George Galloway (Alamy)

“From the river to the sea,” the familiar-hatted figure roars. “Palestine will be free,” his supporters chant in unison. George Galloway is conducting his followers like a religious cleric. “In our thousands, in our millions,” the high-priest cries. “We are all Palestinian,” they respond.
It is rare these days for a foreign issue to be so central to a British political campaign: two by-elections being fought this week — in Wellingborough in Northamptonshire, and in Kingswood near Bristol — will be decided by the economy and other domestic concerns. The battle for Rochdale, which will be fought at the end of this month, is the exception.
The former textile town, in the Pennine foothills north of Manchester, is Labour’s biggest problem between now and the next general election. At the weekend, The Mail on Sunday published a recording of its candidate Azhar Ali telling a meeting of party members that Israel had “allowed” Hamas’s October 7 massacre to take place, to give it the “green light” to invade Gaza. Ali swiftly issued an apology, but it came too late: last night, the Labour Party withdrew its support for his campaign, after receiving “new information” about his comments. All of which makes for a rather peculiar scenario: come polling day, a constituency that has voted Labour since 2010 will not have a Labour candidate on the ballot.
Yet even before Ali’s comments were unearthed, the Rochdale by-election had been tainted by vicious dysfunction. From the moment it was called, after incumbent MP Sir Tony Lloyd died following a long illness, Labour insiders feared — correctly, as it turned out — that it would expose the party’s growing struggle to both retain its loyal support among Muslims and regain the confidence of British Jews. In Rochdale, around 30% of voters are Muslim; beyond the town and across north Lancashire, roughly two dozen Labour councillors have now resigned from the party over Gaza.

Events in the Middle East are far from Labour’s only local trial. There’s also the notorious child-abuse scandal, in which predominantly Pakistani men from the town, many of them gangsters and drug dealers, committed horrific sexual crimes against white, working-class teenage girls over many years, and indeed some are suspected of still doing so. Labour has run the council since 2010 and their councillors have been accused of brushing the issue aside — not least by Simon Danczuk, Rochdale’s former Labour MP, who was suspended by the party in 2017 following reports that he sent explicit messages to a 17-year-old girl. He is now running for the seat under the banners of the Reform Party.

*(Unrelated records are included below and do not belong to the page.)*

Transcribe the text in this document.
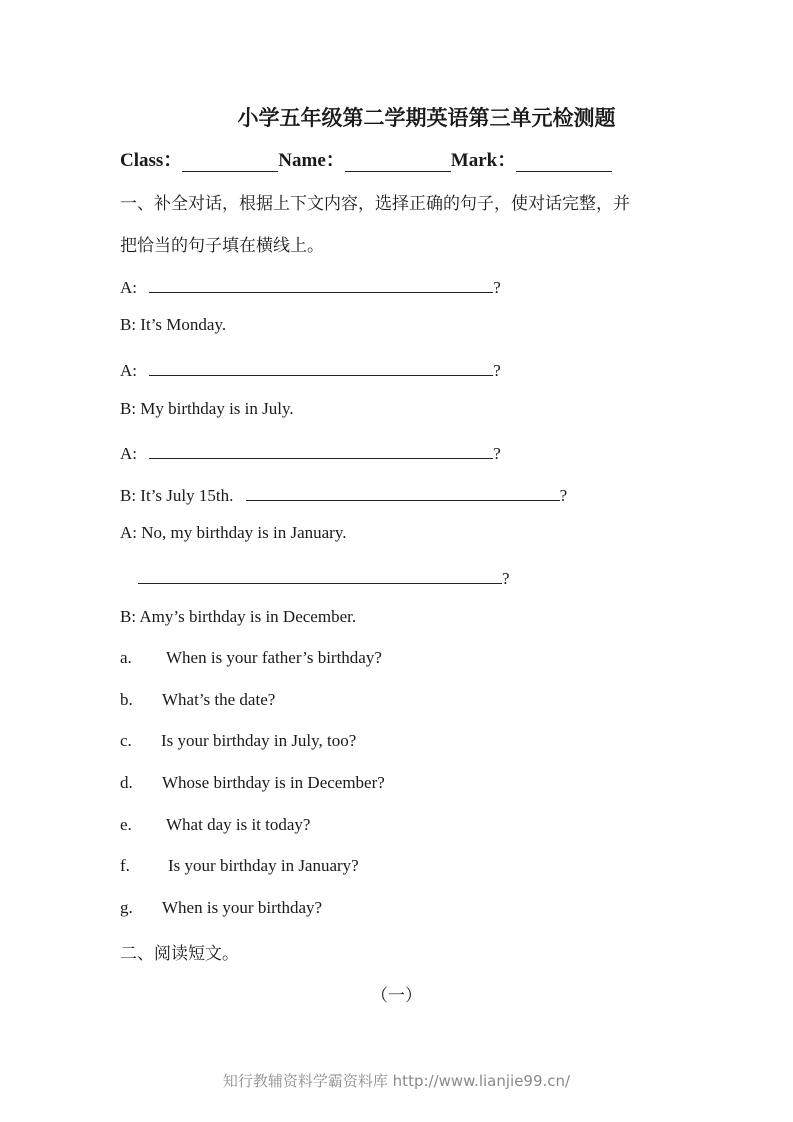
小学五年级第二学期英语第三单元检测题
Class：	Name：	Mark：
一、补全对话，根据上下文内容，选择正确的句子，使对话完整，并
把恰当的句子填在横线上。
A:	?
B: It’s Monday.
A:	?
B: My birthday is in July.
A:	?
B: It’s July 15th.	?
A: No, my birthday is in January.
?
B: Amy’s birthday is in December.
a. When is your father’s birthday?
b. What’s the date?
c. Is your birthday in July, too?
d. Whose birthday is in December?
e. What day is it today?
f. Is your birthday in January?
g. When is your birthday?
二、阅读短文。
（一）
知行教辅资料学霸资料库 http://www.lianjie99.cn/
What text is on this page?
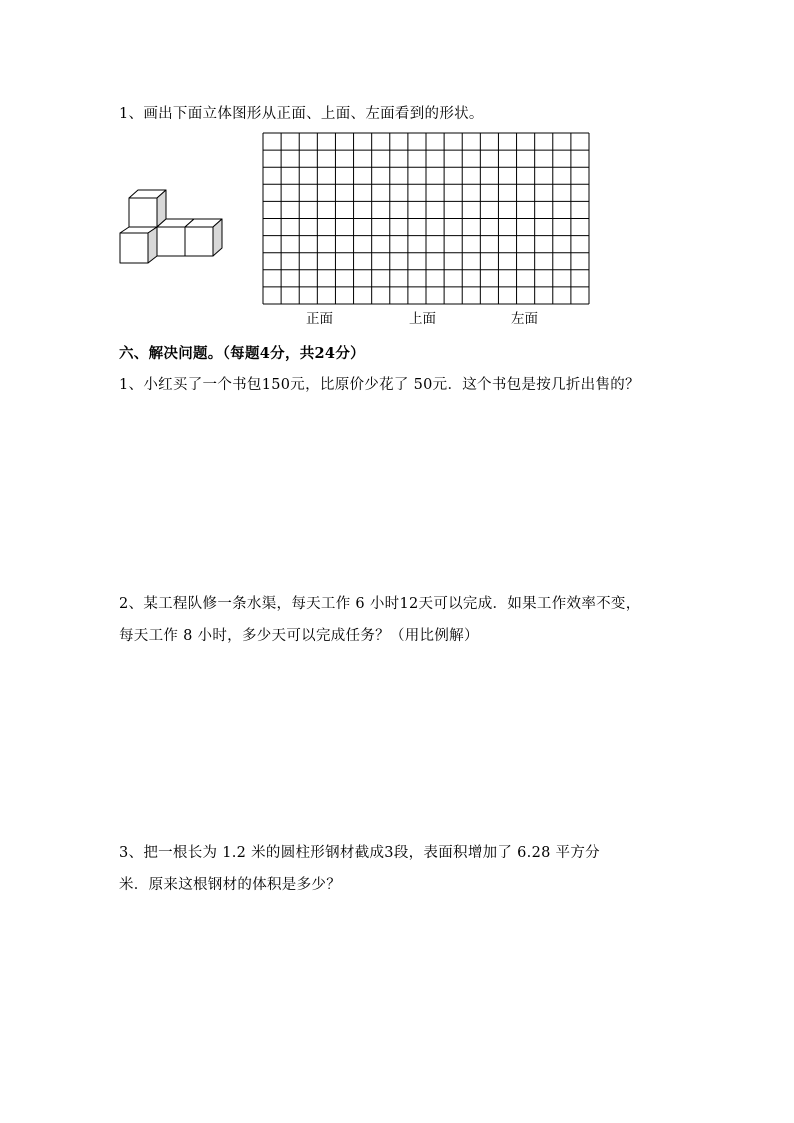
1、画出下面立体图形从正面、上面、左面看到的形状。
正面	上面	左面
六、解决问题。（每题4分，共24分）
1、小红买了一个书包150元，比原价少花了 50元．这个书包是按几折出售的？
2、某工程队修一条水渠，每天工作 6 小时12天可以完成．如果工作效率不变，
每天工作 8 小时，多少天可以完成任务？（用比例解）
3、把一根长为 1.2 米的圆柱形钢材截成3段，表面积增加了 6.28 平方分
米．原来这根钢材的体积是多少？
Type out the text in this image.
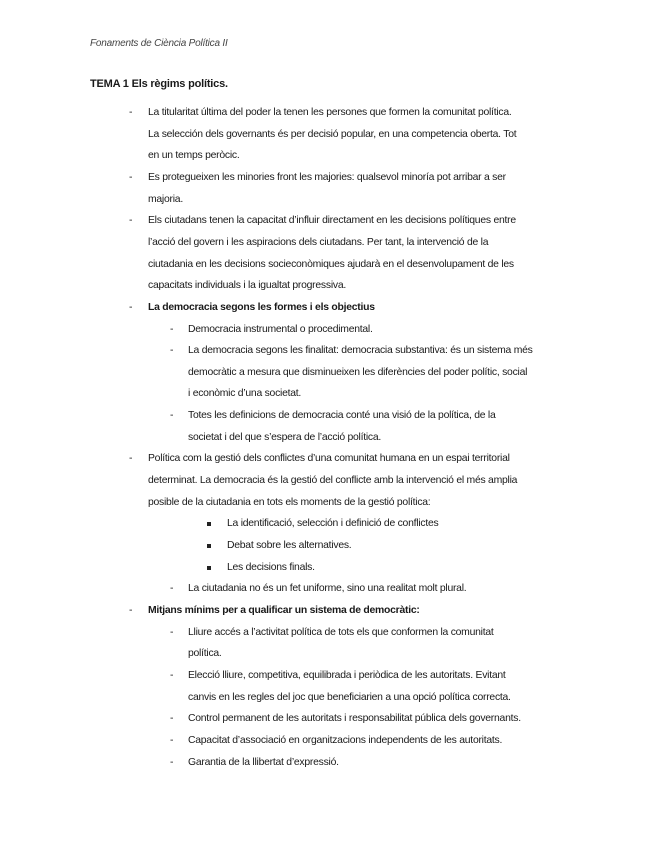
Fonaments de Ciència Política II
TEMA 1 Els règims polítics.
- La titularitat última del poder la tenen les persones que formen la comunitat política.
La selección dels governants és per decisió popular, en una competencia oberta. Tot
en un temps peròcic.
- Es protegueixen les minories front les majories: qualsevol minoría pot arribar a ser
majoria.
- Els ciutadans tenen la capacitat d’influir directament en les decisions polítiques entre
l’acció del govern i les aspiracions dels ciutadans. Per tant, la intervenció de la
ciutadania en les decisions socieconòmiques ajudarà en el desenvolupament de les
capacitats individuals i la igualtat progressiva.
- La democracia segons les formes i els objectius
- Democracia instrumental o procedimental.
- La democracia segons les finalitat: democracia substantiva: és un sistema més
democràtic a mesura que disminueixen les diferències del poder polític, social
i econòmic d’una societat.
- Totes les definicions de democracia conté una visió de la política, de la
societat i del que s’espera de l’acció política.
- Política com la gestió dels conflictes d’una comunitat humana en un espai territorial
determinat. La democracia és la gestió del conflicte amb la intervenció el més amplia
posible de la ciutadania en tots els moments de la gestió política:
La identificació, selección i definició de conflictes
Debat sobre les alternatives.
Les decisions finals.
- La ciutadania no és un fet uniforme, sino una realitat molt plural.
- Mitjans mínims per a qualificar un sistema de democràtic:
- Lliure accés a l’activitat política de tots els que conformen la comunitat
política.
- Elecció lliure, competitiva, equilibrada i periòdica de les autoritats. Evitant
canvis en les regles del joc que beneficiarien a una opció política correcta.
- Control permanent de les autoritats i responsabilitat pública dels governants.
- Capacitat d’associació en organitzacions independents de les autoritats.
- Garantia de la llibertat d’expressió.
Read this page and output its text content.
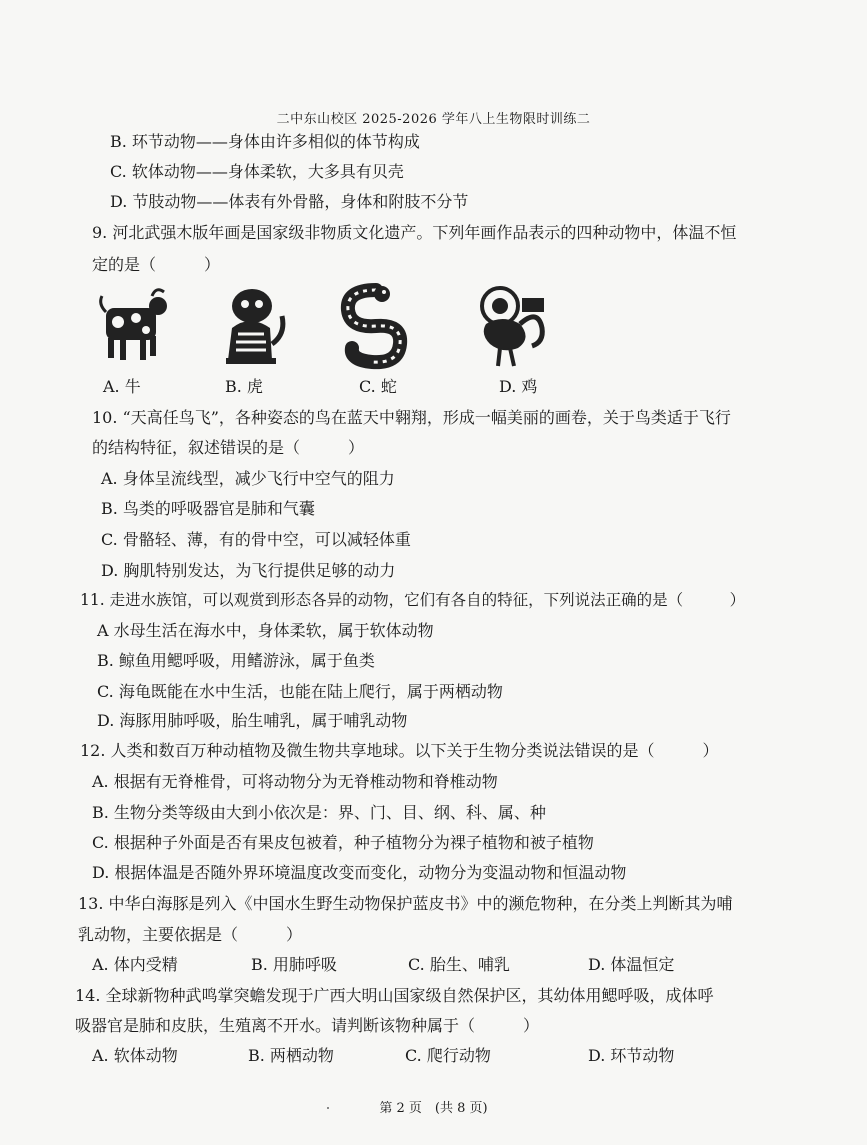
二中东山校区 2025-2026 学年八上生物限时训练二
B. 环节动物——身体由许多相似的体节构成
C. 软体动物——身体柔软，大多具有贝壳
D. 节肢动物——体表有外骨骼，身体和附肢不分节
9. 河北武强木版年画是国家级非物质文化遗产。下列年画作品表示的四种动物中，体温不恒
定的是（　　　）
A. 牛	B. 虎	C. 蛇	D. 鸡
10. “天高任鸟飞”，各种姿态的鸟在蓝天中翱翔，形成一幅美丽的画卷，关于鸟类适于飞行
的结构特征，叙述错误的是（　　　）
A. 身体呈流线型，减少飞行中空气的阻力
B. 鸟类的呼吸器官是肺和气囊
C. 骨骼轻、薄，有的骨中空，可以减轻体重
D. 胸肌特别发达，为飞行提供足够的动力
11. 走进水族馆，可以观赏到形态各异的动物，它们有各自的特征，下列说法正确的是（　　　）
A 水母生活在海水中，身体柔软，属于软体动物
B. 鲸鱼用鳃呼吸，用鳍游泳，属于鱼类
C. 海龟既能在水中生活，也能在陆上爬行，属于两栖动物
D. 海豚用肺呼吸，胎生哺乳，属于哺乳动物
12. 人类和数百万种动植物及微生物共享地球。以下关于生物分类说法错误的是（　　　）
A. 根据有无脊椎骨，可将动物分为无脊椎动物和脊椎动物
B. 生物分类等级由大到小依次是：界、门、目、纲、科、属、种
C. 根据种子外面是否有果皮包被着，种子植物分为裸子植物和被子植物
D. 根据体温是否随外界环境温度改变而变化，动物分为变温动物和恒温动物
13. 中华白海豚是列入《中国水生野生动物保护蓝皮书》中的濒危物种，在分类上判断其为哺
乳动物，主要依据是（　　　）
A. 体内受精	B. 用肺呼吸	C. 胎生、哺乳	D. 体温恒定
14. 全球新物种武鸣掌突蟾发现于广西大明山国家级自然保护区，其幼体用鳃呼吸，成体呼
吸器官是肺和皮肤，生殖离不开水。请判断该物种属于（　　　）
A. 软体动物	B. 两栖动物	C. 爬行动物	D. 环节动物
第 2 页　(共 8 页)
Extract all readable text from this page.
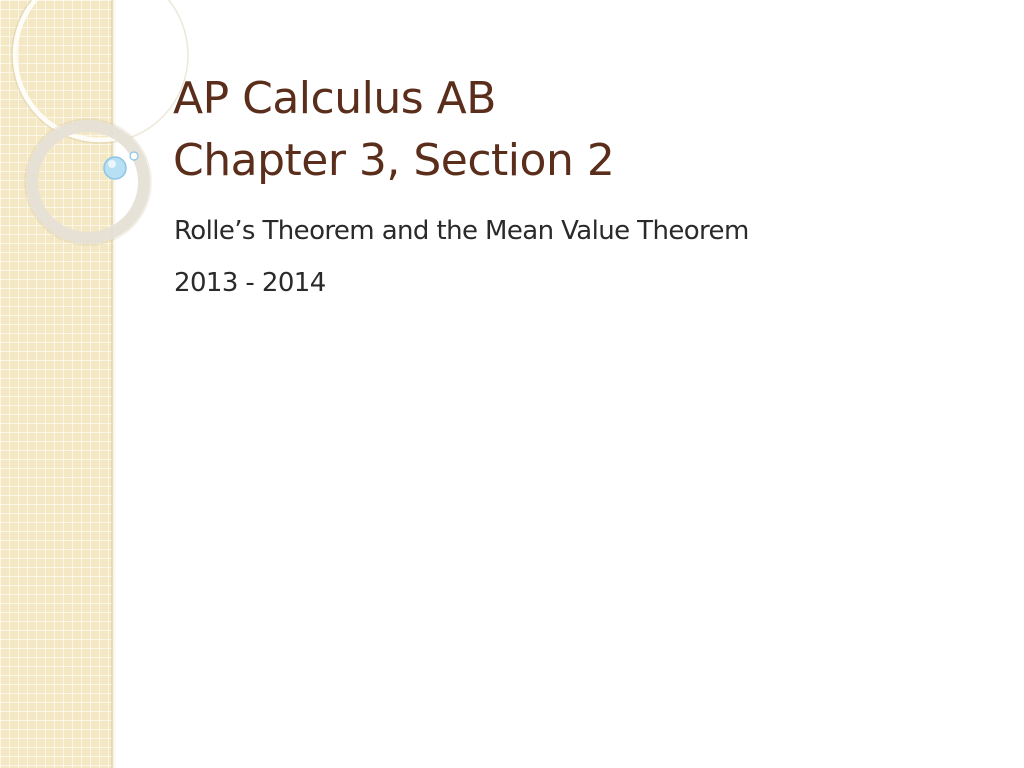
AP Calculus AB
Chapter 3, Section 2
Rolle’s Theorem and the Mean Value Theorem
2013 - 2014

And following last night’s developments, outsider campaigns such as his have been handed a significant boost. Indeed, how different the mood seems from 2019, when, despite losing scores of other northern working-class seats, Labour held Rochdale comfortably, with a majority of almost 10,000. For Starmer to lose such a solid seat, only a few months before the country votes as a whole, will shock and demoralise his party — and rejuvenate his opponents.